Trai’s questions included whether OTT services providers (such as WhatsApp, WeChat, Line and Hike) should be brought under the licensing regime; on payment for use of the telcos’ networks over and above the data charges paid by consumers; and whether telcos should be allowed to implement non-price based discrimination of services.

Net neutrality principles, however, rule that Internet service providers (ISPs) should not discriminate on online data by user, content, site, platform, application, type of attached equipment or mode of communication. And the zero-rating plan, if designed to favour an ISP’s own or its partner’s app or company, can place competing apps and companies at a disadvantage, be anti-competitive and violate Net neutrality principles.

The protests even prompted minister of communications and information technology Ravi Shankar Prasad (@rsprasad) to tweet on 7 April: “...#Internet…belongs to entire humanity and not to a few. #NetNeutrality"—a tweet that assumes significance, given the country is yet to devise a law specific to Net neutrality.

Bowing to pressure from the uproar on Twitter and Facebook, India’s largest online retailer Flipkart Ltd on 14 March ended talks with Bharti Airtel to participate in the Airtel Zero plan. Airtel, too, issued a statement that very day, saying it “fully supports the concept of Net neutrality", and adding that it did not “block" or “throttle" or provide “any form of preferential access".

On 15 April, travel portal Cleartrip.com and media companies Times Group and NDTV followed suit and logged out of Facebook’s Internet.org initiative, even as Mark Zuckerberg, founder and chief executive of the world’s largest social networking site, attempted to defend his position in sections of the media.

Critics argued zero-rating plans and Trai’s questions (in its 117-page document) have the potential to kill technology innovation by regulation and splitting the Internet into two halves, with a segment of the online population being cajoled to access the Internet only through specific zero-rating plans of telcos and social networking sites with a scheme such as Internet.org.

On 16 April, Rajeev Chandrasekhar, member of Parliament and technology entrepreneur, wrote to Prasad, saying the Trai consultation paper “is both confusing and somewhat restrictive...Trai can only make recommendations under Section 11 of the Trai Act.
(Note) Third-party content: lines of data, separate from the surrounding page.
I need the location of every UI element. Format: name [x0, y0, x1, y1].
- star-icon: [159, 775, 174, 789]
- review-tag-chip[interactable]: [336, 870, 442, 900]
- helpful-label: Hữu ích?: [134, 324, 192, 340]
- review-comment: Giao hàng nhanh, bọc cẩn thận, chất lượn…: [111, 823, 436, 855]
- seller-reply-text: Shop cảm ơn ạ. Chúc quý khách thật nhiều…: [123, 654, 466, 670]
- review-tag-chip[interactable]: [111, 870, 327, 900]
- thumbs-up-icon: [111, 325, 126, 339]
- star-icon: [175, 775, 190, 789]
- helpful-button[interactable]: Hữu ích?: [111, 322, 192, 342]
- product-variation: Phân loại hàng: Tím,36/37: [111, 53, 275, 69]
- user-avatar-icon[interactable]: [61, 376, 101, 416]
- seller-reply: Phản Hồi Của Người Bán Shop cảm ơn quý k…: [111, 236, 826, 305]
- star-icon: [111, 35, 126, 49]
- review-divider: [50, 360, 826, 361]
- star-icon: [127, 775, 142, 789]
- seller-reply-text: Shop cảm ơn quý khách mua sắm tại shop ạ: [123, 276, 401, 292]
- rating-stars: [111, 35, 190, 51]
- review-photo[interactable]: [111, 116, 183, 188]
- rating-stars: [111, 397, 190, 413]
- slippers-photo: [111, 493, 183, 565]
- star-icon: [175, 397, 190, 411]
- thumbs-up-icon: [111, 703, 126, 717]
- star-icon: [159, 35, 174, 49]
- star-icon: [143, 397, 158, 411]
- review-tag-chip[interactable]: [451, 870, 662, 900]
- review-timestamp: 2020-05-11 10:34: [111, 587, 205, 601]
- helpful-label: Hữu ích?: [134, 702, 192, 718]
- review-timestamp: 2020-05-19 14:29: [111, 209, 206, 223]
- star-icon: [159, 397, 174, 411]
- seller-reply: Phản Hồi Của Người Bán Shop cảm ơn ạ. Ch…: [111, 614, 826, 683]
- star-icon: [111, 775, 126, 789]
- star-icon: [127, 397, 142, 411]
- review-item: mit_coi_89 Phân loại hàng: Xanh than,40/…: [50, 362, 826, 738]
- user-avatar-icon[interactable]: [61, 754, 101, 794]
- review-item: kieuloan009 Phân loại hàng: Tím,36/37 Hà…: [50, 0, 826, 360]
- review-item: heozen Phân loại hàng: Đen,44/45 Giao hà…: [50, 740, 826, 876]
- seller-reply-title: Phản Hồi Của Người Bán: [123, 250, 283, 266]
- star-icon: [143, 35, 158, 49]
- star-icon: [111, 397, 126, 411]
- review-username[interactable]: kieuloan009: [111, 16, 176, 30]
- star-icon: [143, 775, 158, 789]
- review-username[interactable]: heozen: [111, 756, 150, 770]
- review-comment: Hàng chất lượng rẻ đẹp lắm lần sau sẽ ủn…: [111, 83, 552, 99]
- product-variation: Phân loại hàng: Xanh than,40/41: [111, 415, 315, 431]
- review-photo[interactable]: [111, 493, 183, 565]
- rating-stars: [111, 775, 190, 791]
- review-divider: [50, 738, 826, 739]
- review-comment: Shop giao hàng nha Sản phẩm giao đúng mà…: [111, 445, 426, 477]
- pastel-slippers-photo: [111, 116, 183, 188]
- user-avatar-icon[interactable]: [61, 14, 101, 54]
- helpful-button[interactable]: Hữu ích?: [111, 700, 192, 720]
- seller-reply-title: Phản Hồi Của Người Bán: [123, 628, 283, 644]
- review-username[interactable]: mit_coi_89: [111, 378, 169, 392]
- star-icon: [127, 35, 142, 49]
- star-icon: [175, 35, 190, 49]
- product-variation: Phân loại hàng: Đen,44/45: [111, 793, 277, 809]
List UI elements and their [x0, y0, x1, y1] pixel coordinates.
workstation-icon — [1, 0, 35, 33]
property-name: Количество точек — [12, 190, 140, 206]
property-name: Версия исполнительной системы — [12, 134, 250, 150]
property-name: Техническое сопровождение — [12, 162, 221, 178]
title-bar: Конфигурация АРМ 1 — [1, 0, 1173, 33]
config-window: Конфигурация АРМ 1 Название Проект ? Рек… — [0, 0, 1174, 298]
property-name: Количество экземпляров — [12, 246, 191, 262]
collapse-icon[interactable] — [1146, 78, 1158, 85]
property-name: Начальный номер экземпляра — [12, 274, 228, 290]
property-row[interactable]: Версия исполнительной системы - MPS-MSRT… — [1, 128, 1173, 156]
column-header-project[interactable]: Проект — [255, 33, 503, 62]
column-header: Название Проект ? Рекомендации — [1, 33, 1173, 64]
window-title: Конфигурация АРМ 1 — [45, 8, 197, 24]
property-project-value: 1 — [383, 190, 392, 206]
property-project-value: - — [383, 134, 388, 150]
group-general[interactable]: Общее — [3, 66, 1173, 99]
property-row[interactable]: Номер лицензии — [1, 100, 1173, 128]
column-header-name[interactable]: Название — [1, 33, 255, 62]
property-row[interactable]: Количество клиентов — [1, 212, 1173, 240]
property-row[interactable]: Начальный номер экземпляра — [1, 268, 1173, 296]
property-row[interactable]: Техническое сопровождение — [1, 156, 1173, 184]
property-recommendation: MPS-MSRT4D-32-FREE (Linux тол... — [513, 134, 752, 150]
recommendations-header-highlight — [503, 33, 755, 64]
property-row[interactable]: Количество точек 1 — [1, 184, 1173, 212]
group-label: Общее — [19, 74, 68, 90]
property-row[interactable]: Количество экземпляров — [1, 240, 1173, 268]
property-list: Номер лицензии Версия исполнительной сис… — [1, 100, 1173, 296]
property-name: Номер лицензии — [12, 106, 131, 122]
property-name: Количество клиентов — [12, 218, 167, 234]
Eventually, it is the committee on Net neutrality within DoT (department of telecommunications) and, finally, the Telecom Commission (TC), which will need to expand the scope of examination and discussion on the very crucial issue of network neutrality."

Meanwhile, about a million Internet users (India has a little over 300 million Internet users) are estimated to have emailed their responses to Trai as on 24 April. About 300,000 users, till the time of going to press, have signed a petition on change.org, petitioning Trai and DoT, among others, not to allow “differential pricing of services on the Internet and let the consumers choose how they want to use the Internet".

“We telcos get, on average, about 15% of our revenue from data services, but these OTT services utilize about 50% of the data capacity. Also, telcos typically provide 1MB of data at 25 paise and 1MB of voice at about 1.50— 1MB of voice is roughly equivalent to four minutes of data. Thus, we are keeping data prices artificially low, which is why we make a noise over OTT communication services providers," said a telecom industry executive who did not want to be named since he’s not authorized to speak to the media.

“Telcos’ infrastructure already prioritizes certain class of IP (Internet protocol) data on a higher pedestal. For example, the IP packets corresponding to real time services such as voice and video services are given a priority over high latency services such as email and Internet browsing… With the inexorable volume growth for traffic emanating from OTT services…there is a merit to adopt a differential pricing model to actually reflect true demand of OTT services. Else, telcos will inadvertently subsidize OTTs, debasing own competitiveness, lowering their investment in next-generation networks and, eventually, compromising user experience," said Alok Shende, founder-director and principal analyst of Ascentius Consulting.